Choosing a partitioning scheme
/home
The /home
directory contains the personal files of users. Placing /home
on a separate partition allows you to reinstall the system without having to reinstall personal files – all you need to do is create users with the same names as on the previous install.
These days, 100GB per user seems a reasonable minimum, but you can also allocate whatever disk space is left over from the other partitions to /home
. However, be aware that automatic running of fsck during boot up can take up to five minutes with a very large home partition.
/swap
The old rule used to be that a swap directory should be twice the size as a system's RAM. However, today when computers have several gigabytes of RAM, this rule is wasteful. If you have two or more gigabytes of RAM, you generally need no more than 2GB of swap, unless you are doing extremely intensive computations or multimedia work.

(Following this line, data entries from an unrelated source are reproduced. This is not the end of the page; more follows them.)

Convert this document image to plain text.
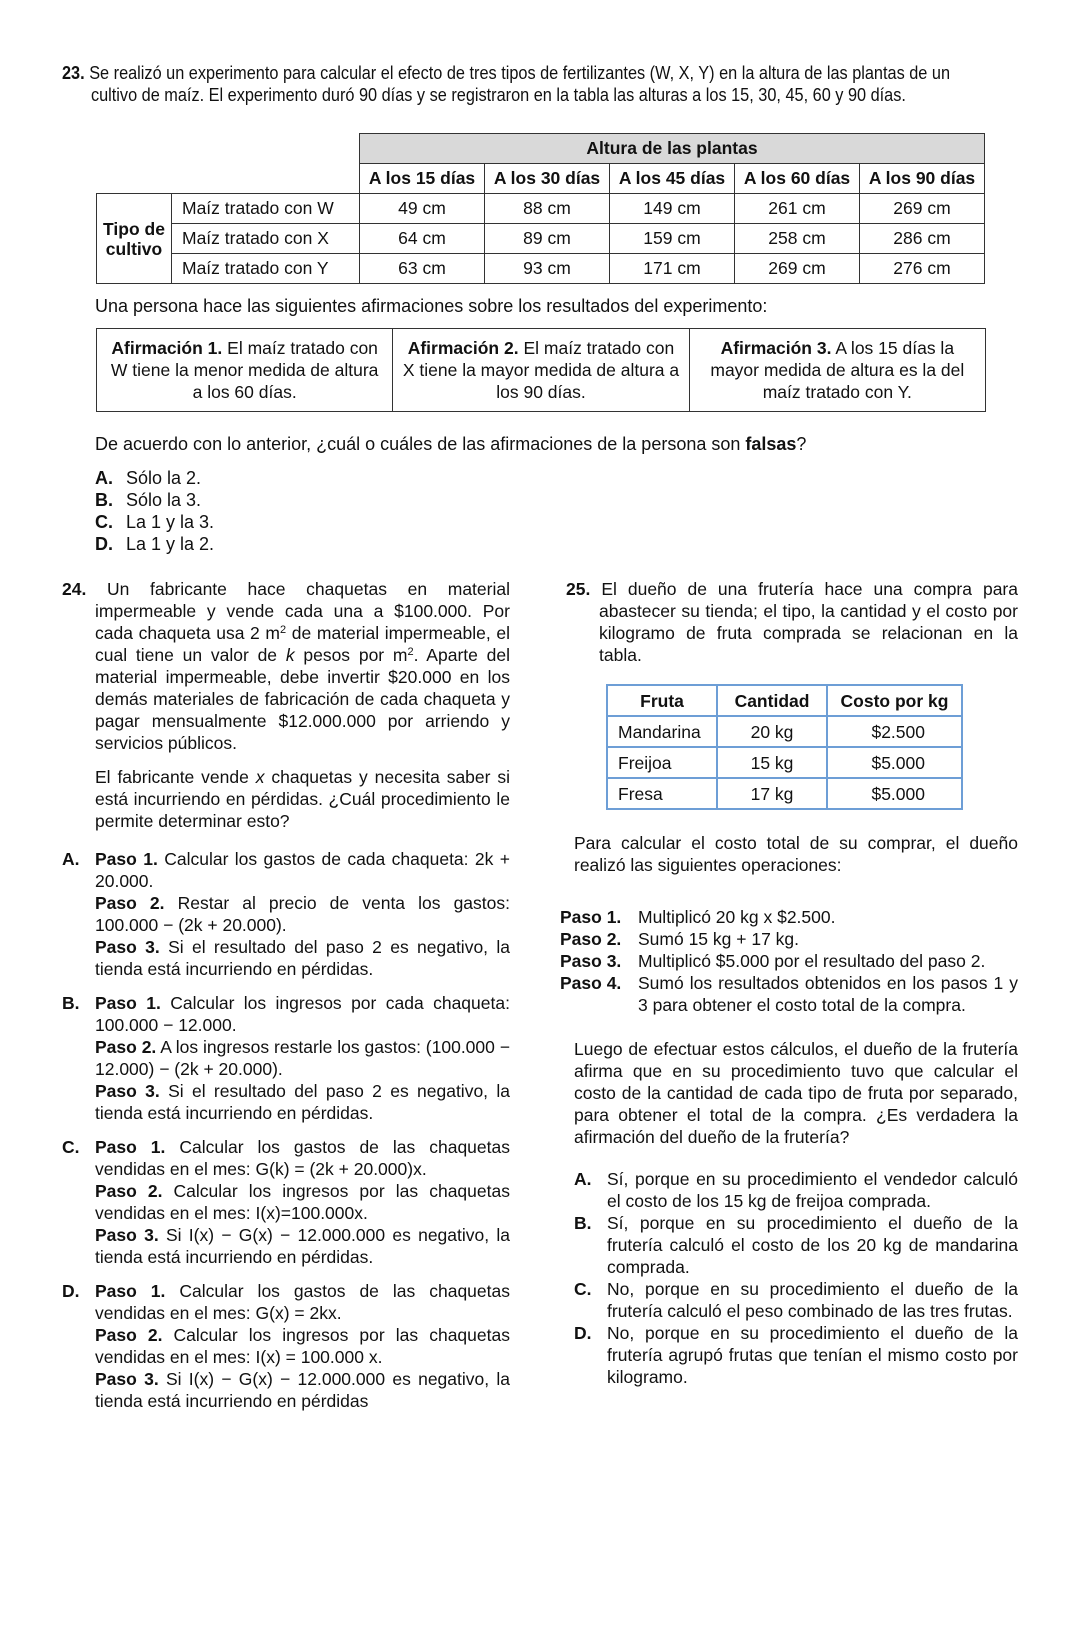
23. Se realizó un experimento para calcular el efecto de tres tipos de fertilizantes (W, X, Y) en la altura de las plantas de un cultivo de maíz. El experimento duró 90 días y se registraron en la tabla las alturas a los 15, 30, 45, 60 y 90 días.

		Altura de las plantas				
		A los 15 días	A los 30 días	A los 45 días	A los 60 días	A los 90 días
Tipo de cultivo	Maíz tratado con W	49 cm	88 cm	149 cm	261 cm	269 cm
	Maíz tratado con X	64 cm	89 cm	159 cm	258 cm	286 cm
	Maíz tratado con Y	63 cm	93 cm	171 cm	269 cm	276 cm
Una persona hace las siguientes afirmaciones sobre los resultados del experimento:
Afirmación 1. El maíz tratado con W tiene la menor medida de altura a los 60 días.	Afirmación 2. El maíz tratado con X tiene la mayor medida de altura a los 90 días.	Afirmación 3. A los 15 días la mayor medida de altura es la del maíz tratado con Y.
De acuerdo con lo anterior, ¿cuál o cuáles de las afirmaciones de la persona son falsas?
A. Sólo la 2.
B. Sólo la 3.
C. La 1 y la 3.
D. La 1 y la 2.

24. Un fabricante hace chaquetas en material impermeable y vende cada una a $100.000. Por cada chaqueta usa 2 $m^2$ de material impermeable, el cual tiene un valor de k pesos por $m^2$. Aparte del material impermeable, debe invertir $20.000 en los demás materiales de fabricación de cada chaqueta y pagar mensualmente $12.000.000 por arriendo y servicios públicos.

El fabricante vende x chaquetas y necesita saber si está incurriendo en pérdidas. ¿Cuál procedimiento le permite determinar esto?

A. Paso 1. Calcular los gastos de cada chaqueta: 2k + 20.000.

Paso 2. Restar al precio de venta los gastos: 100.000 − (2k + 20.000).

Paso 3. Si el resultado del paso 2 es negativo, la tienda está incurriendo en pérdidas.

B. Paso 1. Calcular los ingresos por cada chaqueta: 100.000 − 12.000.

Paso 2. A los ingresos restarle los gastos: (100.000 − 12.000) − (2k + 20.000).

Paso 3. Si el resultado del paso 2 es negativo, la tienda está incurriendo en pérdidas.

C. Paso 1. Calcular los gastos de las chaquetas vendidas en el mes: G(k) = (2k + 20.000)x.

Paso 2. Calcular los ingresos por las chaquetas vendidas en el mes: I(x)=100.000x.

Paso 3. Si I(x) − G(x) − 12.000.000 es negativo, la tienda está incurriendo en pérdidas.

D. Paso 1. Calcular los gastos de las chaquetas vendidas en el mes: G(x) = 2kx.

Paso 2. Calcular los ingresos por las chaquetas vendidas en el mes: I(x) = 100.000 x.

Paso 3. Si I(x) − G(x) − 12.000.000 es negativo, la tienda está incurriendo en pérdidas

25. El dueño de una frutería hace una compra para abastecer su tienda; el tipo, la cantidad y el costo por kilogramo de fruta comprada se relacionan en la tabla.

Fruta	Cantidad	Costo por kg
Mandarina	20 kg	$2.500
Freijoa	15 kg	$5.000
Fresa	17 kg	$5.000

Para calcular el costo total de su comprar, el dueño realizó las siguientes operaciones:

Paso 1. Multiplicó 20 kg x $2.500.
Paso 2. Sumó 15 kg + 17 kg.
Paso 3. Multiplicó $5.000 por el resultado del paso 2.
Paso 4. Sumó los resultados obtenidos en los pasos 1 y 3 para obtener el costo total de la compra.

Luego de efectuar estos cálculos, el dueño de la frutería afirma que en su procedimiento tuvo que calcular el costo de la cantidad de cada tipo de fruta por separado, para obtener el total de la compra. ¿Es verdadera la afirmación del dueño de la frutería?

A. Sí, porque en su procedimiento el vendedor calculó el costo de los 15 kg de freijoa comprada.
B. Sí, porque en su procedimiento el dueño de la frutería calculó el costo de los 20 kg de mandarina comprada.
C. No, porque en su procedimiento el dueño de la frutería calculó el peso combinado de las tres frutas.
D. No, porque en su procedimiento el dueño de la frutería agrupó frutas que tenían el mismo costo por kilogramo.
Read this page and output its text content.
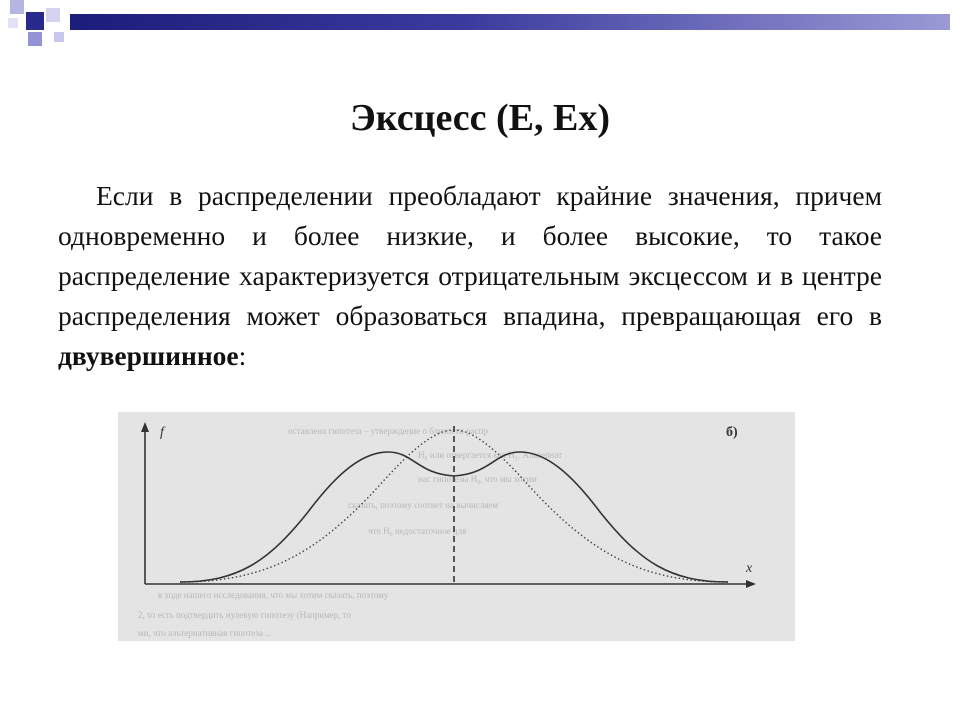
Эксцесс (E, Ex)

Если в распределении преобладают крайние значения, причем одновременно и более низкие, и более высокие, то такое распределение характеризуется отрицательным эксцессом и в центре распределения может образоваться впадина, превращающая его в двувершинное:

оставлена гипотеза – утверждение о близости распр
H₀ или отвергается как H₁. Альтернат
нас гипотезы H₀, что мы хотим
сказать, поэтому соответ на вычисляем
что H₀ недостаточное для
в ходе нашего исследования, что мы хотим сказать, поэтому
2, то есть подтвердить нулевую гипотезу (Например, то
ми, что альтернативная гипотеза ...
f
x
б)
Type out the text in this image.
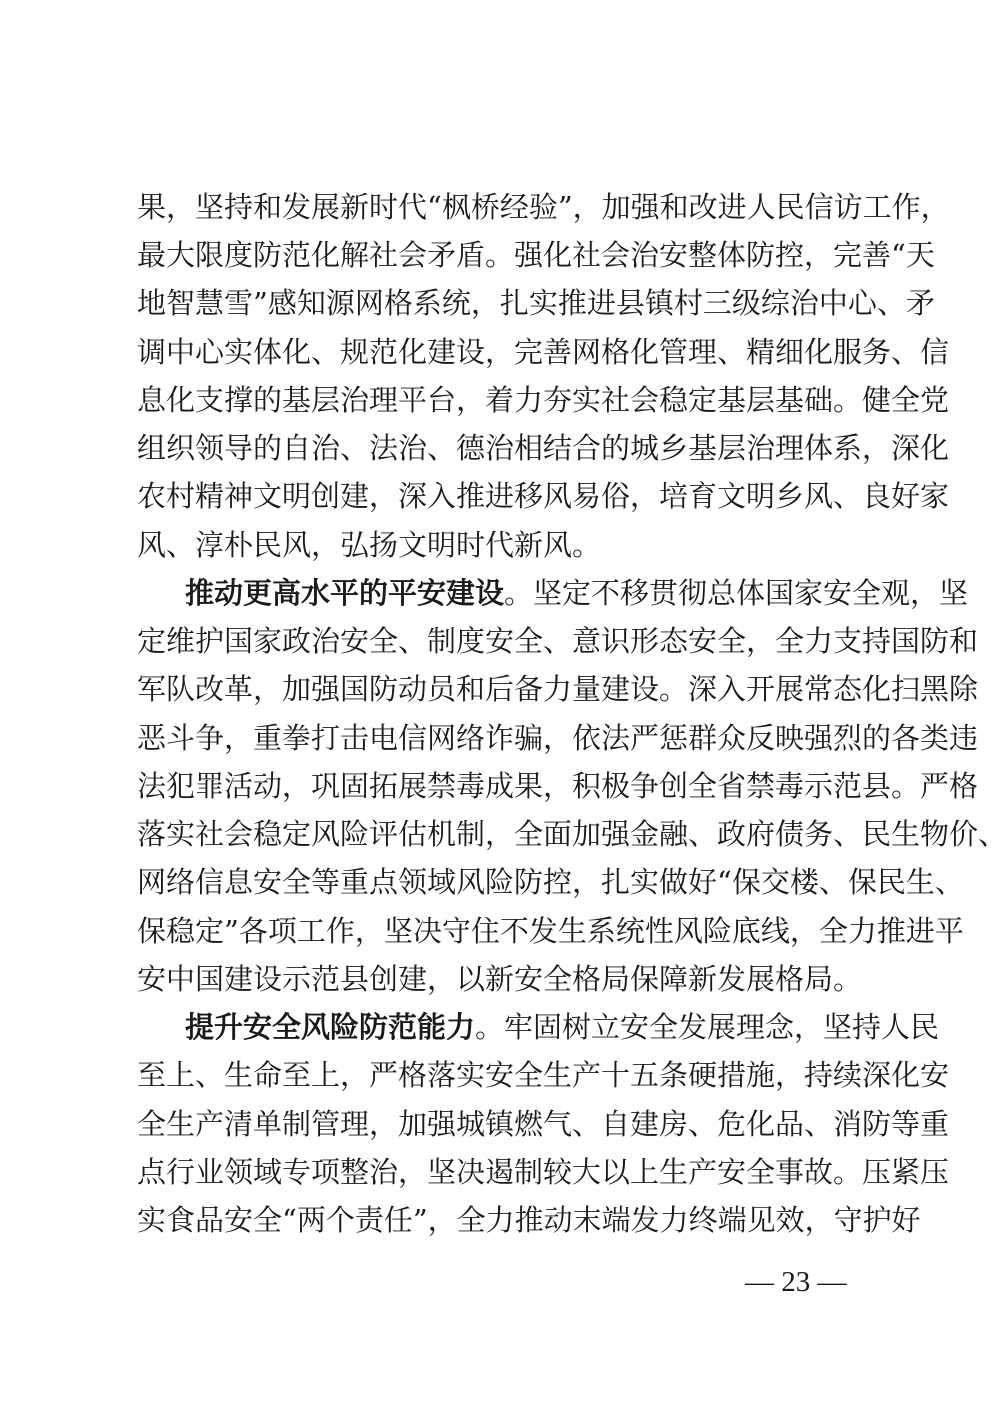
果，坚持和发展新时代“枫桥经验”，加强和改进人民信访工作，
最大限度防范化解社会矛盾。强化社会治安整体防控，完善“天
地智慧雪”感知源网格系统，扎实推进县镇村三级综治中心、矛
调中心实体化、规范化建设，完善网格化管理、精细化服务、信
息化支撑的基层治理平台，着力夯实社会稳定基层基础。健全党
组织领导的自治、法治、德治相结合的城乡基层治理体系，深化
农村精神文明创建，深入推进移风易俗，培育文明乡风、良好家
风、淳朴民风，弘扬文明时代新风。
推动更高水平的平安建设。坚定不移贯彻总体国家安全观，坚
定维护国家政治安全、制度安全、意识形态安全，全力支持国防和
军队改革，加强国防动员和后备力量建设。深入开展常态化扫黑除
恶斗争，重拳打击电信网络诈骗，依法严惩群众反映强烈的各类违
法犯罪活动，巩固拓展禁毒成果，积极争创全省禁毒示范县。严格
落实社会稳定风险评估机制，全面加强金融、政府债务、民生物价、
网络信息安全等重点领域风险防控，扎实做好“保交楼、保民生、
保稳定”各项工作，坚决守住不发生系统性风险底线，全力推进平
安中国建设示范县创建，以新安全格局保障新发展格局。
提升安全风险防范能力。牢固树立安全发展理念，坚持人民
至上、生命至上，严格落实安全生产十五条硬措施，持续深化安
全生产清单制管理，加强城镇燃气、自建房、危化品、消防等重
点行业领域专项整治，坚决遏制较大以上生产安全事故。压紧压
实食品安全“两个责任”，全力推动末端发力终端见效，守护好
— 23 —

In fact, on a modern system, casual users have little need of a swap partition and can easily do without. However, if you decide you need one, you can use the mkswap
command to create a swap file, which is only slightly less efficient than a swap directory, and then activate it with swapon -a
. If necessary, you can have 32 swap files or directories per system.
/tmp
Working files for both the system and applications are stored in /tmp
, including some files downloaded from the Internet. These files change frequently and increase as you open more programs.
Although most of these working files are small, they could cause the system to crash if left on a crowded root partition. You can avoid this potential problem by placing /tmp
on its own 1GB partition on a workstation. A 2GB partition should be more than adequate on a typical server.